In 1664 Thomas Willis (1621-1675) published De Anatomi Cerebri (illustrated by Christopher Wren and Richard Lower), arguably the most detailed compendium on the nervous system. His anatomical studies linked his name to the circle of the arteries of the base of the brain, the eleventh cranial pair, and also to a certain type of deafness. However, his obsession with locating mental processes at the anatomical level led him to mistaken conclusions; among them, that the brain controlled the movements of the heart, lungs, stomach, and intestines, and that the corpus callosum was a matter of imagination.
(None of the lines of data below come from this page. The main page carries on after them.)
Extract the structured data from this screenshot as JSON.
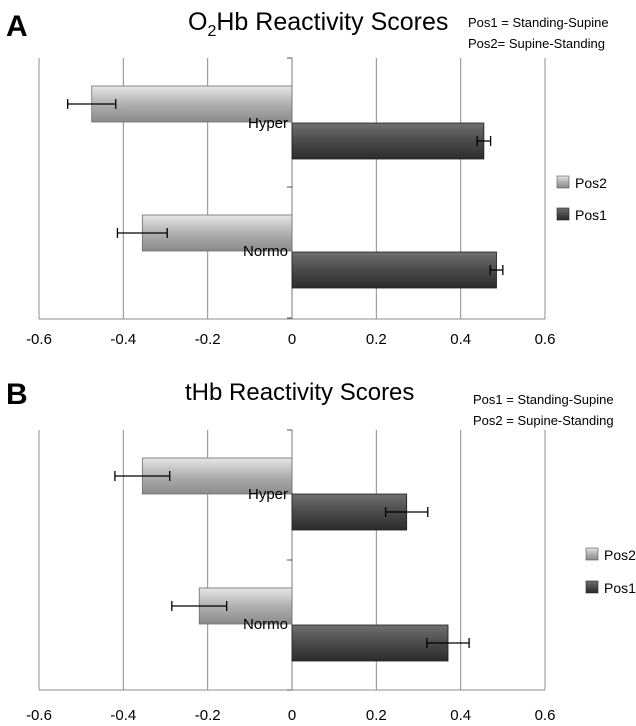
{
  "chart_data": [
    {
      "panel": "A",
      "type": "bar",
      "orientation": "horizontal",
      "title_main": "O",
      "title_sub": "2",
      "title_rest": "Hb Reactivity Scores",
      "note_lines": [
        "Pos1 = Standing-Supine",
        "Pos2= Supine-Standing"
      ],
      "categories": [
        "Hyper",
        "Normo"
      ],
      "series": [
        {
          "name": "Pos2",
          "values": [
            -0.475,
            -0.355
          ],
          "errors": [
            0.057,
            0.059
          ]
        },
        {
          "name": "Pos1",
          "values": [
            0.455,
            0.485
          ],
          "errors": [
            0.016,
            0.015
          ]
        }
      ],
      "xlim": [
        -0.6,
        0.6
      ],
      "ticks": [
        "-0.6",
        "-0.4",
        "-0.2",
        "0",
        "0.2",
        "0.4",
        "0.6"
      ],
      "grid": true,
      "legend_position": "right"
    },
    {
      "panel": "B",
      "type": "bar",
      "orientation": "horizontal",
      "title_main": "tHb Reactivity Scores",
      "title_sub": "",
      "title_rest": "",
      "note_lines": [
        "Pos1 = Standing-Supine",
        "Pos2 = Supine-Standing"
      ],
      "categories": [
        "Hyper",
        "Normo"
      ],
      "series": [
        {
          "name": "Pos2",
          "values": [
            -0.355,
            -0.22
          ],
          "errors": [
            0.065,
            0.065
          ]
        },
        {
          "name": "Pos1",
          "values": [
            0.272,
            0.37
          ],
          "errors": [
            0.05,
            0.05
          ]
        }
      ],
      "xlim": [
        -0.6,
        0.6
      ],
      "ticks": [
        "-0.6",
        "-0.4",
        "-0.2",
        "0",
        "0.2",
        "0.4",
        "0.6"
      ],
      "grid": true,
      "legend_position": "right"
    }
  ],
  "colors": {
    "pos2_light": "#d9d9d9",
    "pos2_mid": "#a8a8a8",
    "pos2_dark": "#808080",
    "pos1_light": "#6a6a6a",
    "pos1_mid": "#4a4a4a",
    "pos1_dark": "#2e2e2e",
    "grid": "#8c8c8c"
  }
}
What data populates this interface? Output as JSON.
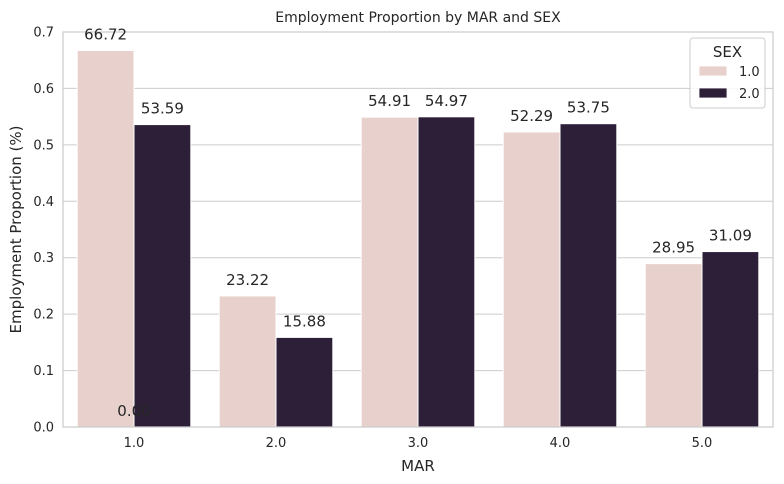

From then on, the development of anatomy accelerated. Berengario da Carpi studied the appendix and the thymus, and Bartolomeu Eustáquio the ear canals. The new Renaissance anatomy required the revision of science. Padua-educated Englishman William Harvey combined Italian anatomical tradition with experimental science born in England. His book about it, published in 1628, deals with anatomy and physiology. Alongside dissection problems and description of isolated organs, he studies the mechanics of blood circulation, comparing the human body to a hydraulic machine. The microscope improvement (by Leeuwenhoek) helped Marcello Malpighi prove Harvey's theory of blood circulation and also discover the most intimate structure of many organs. Thus, the microscopic study of anatomy was introduced. Gabriele Aselli highlighted the lymphatic vessels; Bernardino Genga then spoke of "surgical anatomy."

In the eighteenth and nineteenth centuries, the detailed study of operative techniques led to the subdivision of anatomy, with much emphasis on topographic anatomy. The anatomical-clinical study of the corpse, as the safest way to study the changes caused by the disease, was introduced by Giovan Battista Morgani. Pathological anatomy emerged, which allowed for great discoveries in the field of cellular pathology by Rudolf Virchow and the agents responsible for infectious diseases by Pasteur and Koch.

Recently, anatomy has become submicroscopic. Physiology, biochemistry, electron and positronic microscopy, X-ray diffraction techniques applied to the study of cells are describing their intimate structures at the molecular level.

Nowadays there is the possibility of studying anatomy even in living people through imaging techniques such as radiography, endoscopy, angiography, axial computed tomography, positron emission tomography, nuclear magnetic resonance imaging, ultrasound imaging. , thermography and others.